Hurricane EarlHere they come, lined up like school buses. But so far they haven’t really focused their little round eyes on the Southern states. So we’re down at the water’s edge, thumbing our nose at the waves and making our little jokes. Earl? Wuz you on TV? Fiona? Just a prissy Brit. Gaston? We love froglegs. Hermine? Baby, you mine! Stir up them waves so we can pretend we’re really surfing. Give us some real curl!

Sadly, except for Nawlins– us coastal Southerners live secure in the knowledge that a hurricane is never going to hit us, except when it does. And if it does? Woooo! Party! Pull in that kegger for the big blow, bro.

It’s pretty much the same year to year, because unless you’ve watched your roof achieve liftoff or helped pull ex people out of tree branches, you really don’t take it seriously. And nobody wants to see you burst into tears over the blessing at Thanksgiving. If you’re anywhere where there is a Thanksgiving after the storm, that is.

That’s why the folks who’ve been there, done that and live in harm’s way are down at the Home Depot and the Farm Fresh getting ready: “stock up, tape up, board up and bail out” was the mantra my Father taught. Better to wonder what fool neighbor or tourist you might have to rake out of your hedgerow next week than to be there next to them.

In my mind, a few things keep us from taking the Blowhard season seriously. One is overexposure in what used to be a public service called the media but is now just a sensationalizing engine for pretty much any crap anyone comes up with; and if there’s the threat of death and destruction involved?–hey it’s a jackpot payday.

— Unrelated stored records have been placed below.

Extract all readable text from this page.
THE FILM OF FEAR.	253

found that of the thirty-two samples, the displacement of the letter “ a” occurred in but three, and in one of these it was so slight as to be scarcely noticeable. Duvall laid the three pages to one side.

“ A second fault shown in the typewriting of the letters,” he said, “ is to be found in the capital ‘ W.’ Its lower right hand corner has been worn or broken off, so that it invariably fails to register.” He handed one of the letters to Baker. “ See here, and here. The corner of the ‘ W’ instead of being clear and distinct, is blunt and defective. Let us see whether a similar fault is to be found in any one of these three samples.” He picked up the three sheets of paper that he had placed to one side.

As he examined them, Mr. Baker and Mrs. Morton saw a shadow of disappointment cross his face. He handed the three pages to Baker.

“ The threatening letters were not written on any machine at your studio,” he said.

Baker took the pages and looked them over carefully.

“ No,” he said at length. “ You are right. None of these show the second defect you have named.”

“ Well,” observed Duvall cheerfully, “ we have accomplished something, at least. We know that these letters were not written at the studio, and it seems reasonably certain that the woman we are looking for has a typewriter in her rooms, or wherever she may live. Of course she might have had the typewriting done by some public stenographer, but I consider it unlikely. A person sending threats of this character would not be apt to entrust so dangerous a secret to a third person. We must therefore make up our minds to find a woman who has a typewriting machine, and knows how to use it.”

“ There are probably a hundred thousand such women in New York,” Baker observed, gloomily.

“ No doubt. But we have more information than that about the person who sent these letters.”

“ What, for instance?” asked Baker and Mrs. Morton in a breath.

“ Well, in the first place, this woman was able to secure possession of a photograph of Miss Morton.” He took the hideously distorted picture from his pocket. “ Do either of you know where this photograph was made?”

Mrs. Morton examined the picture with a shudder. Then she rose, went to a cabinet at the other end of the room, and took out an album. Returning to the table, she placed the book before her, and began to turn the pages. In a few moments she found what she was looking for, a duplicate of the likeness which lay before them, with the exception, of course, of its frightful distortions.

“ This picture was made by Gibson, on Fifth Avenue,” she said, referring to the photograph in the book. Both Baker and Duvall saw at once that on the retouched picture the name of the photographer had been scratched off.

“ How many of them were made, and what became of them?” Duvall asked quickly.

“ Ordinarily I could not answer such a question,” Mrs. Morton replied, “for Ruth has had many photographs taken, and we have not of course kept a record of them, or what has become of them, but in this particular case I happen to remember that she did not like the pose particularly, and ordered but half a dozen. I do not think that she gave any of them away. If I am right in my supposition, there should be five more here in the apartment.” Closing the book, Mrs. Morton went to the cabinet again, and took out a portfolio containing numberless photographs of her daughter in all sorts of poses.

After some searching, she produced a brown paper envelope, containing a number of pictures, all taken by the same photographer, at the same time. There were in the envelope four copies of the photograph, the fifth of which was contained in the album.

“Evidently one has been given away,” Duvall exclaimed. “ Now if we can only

They’re all over even potential disaster like, well, –white on rice. I can count up to nine the number of horrible storms I was going to die in that sort of fizzled. And while sitting on the Interstate for 16 hours trying to get as far inland as Valdosta is no damn fun at all, as an air breather it was a good alternative.

Blowhard season usually gets started sometime around May, when some anointee in Colorado pops up on Faux (that’s Southron for Fox) or CNN and tells us we’re all going to die in the worst storms we’ve seen except for on the SyFy Network. And by the time they’ve finished banging that drum –before the Blowhard season really cranks– we’ve all moved on. Because the other Blowhard season starts right after that. The real Blowhard season.

Yeah, there’s a lot of wind and noise and meaningless activity associated with both. But the parallel is the damage they can do if we, the people, get our forecast wrong.

Because this is truly the Blowhard season. Where mawkishly sincere folks on happy family movie sets tell us how much they have in common with us and they’re real people and not “insiders” and why don’t we just vote for them ’cause the lighting and the music and the creepy insincerity is making our thighs all warm and runny? And, oh look, they have a dog and that makes them trustworthy.

But in the background and on the tube other disingenuously named groups are telling us what evil bastards (ERA note: or bitches) they really are and they haven’t poured their own coffee in years and we should cut off their feet and drown them before they turn our city/state/country into a cesspit we wouldn’t like. Even worse than now.

The horror of this perfect storm is that we call it down upon ourselves. We reward the Blow and the immense disregard for the dignity, life and property of others. We take no time or trouble to know the facts. And in doing so over and over, we have created a privileged class that lives in a different country than the rest of us, though it thrives on our sweat and blood and tears.

Honestly, it has all the dark beauty of a Category 5. We’re in the eye right now, but soon the rest of it will hit and pray to God we have something left when it passes. Because a lot of those people trying to get elected think, but don’t say, that Katrina was urban renewal.

If we can just make it through November, the season will be over. Until next time.

Glenn Overman

Glenn Overman

Glenn Overman doesn't share much personal information not because he doesn't like or trust you personally, but because some of those people reading over your shoulder are just whacked. He's been everywhere, but he lives in NE FL and is fond of saying, "It's not the heat, it's the stupidity."

  1. Frank Povah

    Great stuff, Glenn. Here in Kentucky, our local meteorologist (and I, though not he, use the term loosely) showed film clips of a sea that I would let a two year old paddle in and assured us it was whipped up by Hurricane Earl.

    You are right; this sensationalizing of every piddling happenstance on the planet is making people deaf to the real dangers. When our aforementioned meteorologist has nothing else to show us on “Kentucky’s most powerful, high-def, 3-D, storm-tracking Doppler radar”, he will warn us that in our area visibility is down to 9 miles. One day I shall call and tell him that at my house it is down to 300 yards, due to topography. Trouble is he might start using the term in his broadcasts.

    And my wife watches the moronic bastards. She curses them, but watches. It must be genetic.

  2. Terri Evans

    Glenn, thanks for blowing this piece to the Dew. You magically wrote about the blowhards without sounding like one yourself. Loved the school bus analogy. Also, had never heard the “Faux” reference to Fox, but it’s very funny. Just hate that it reflects poorly on the French.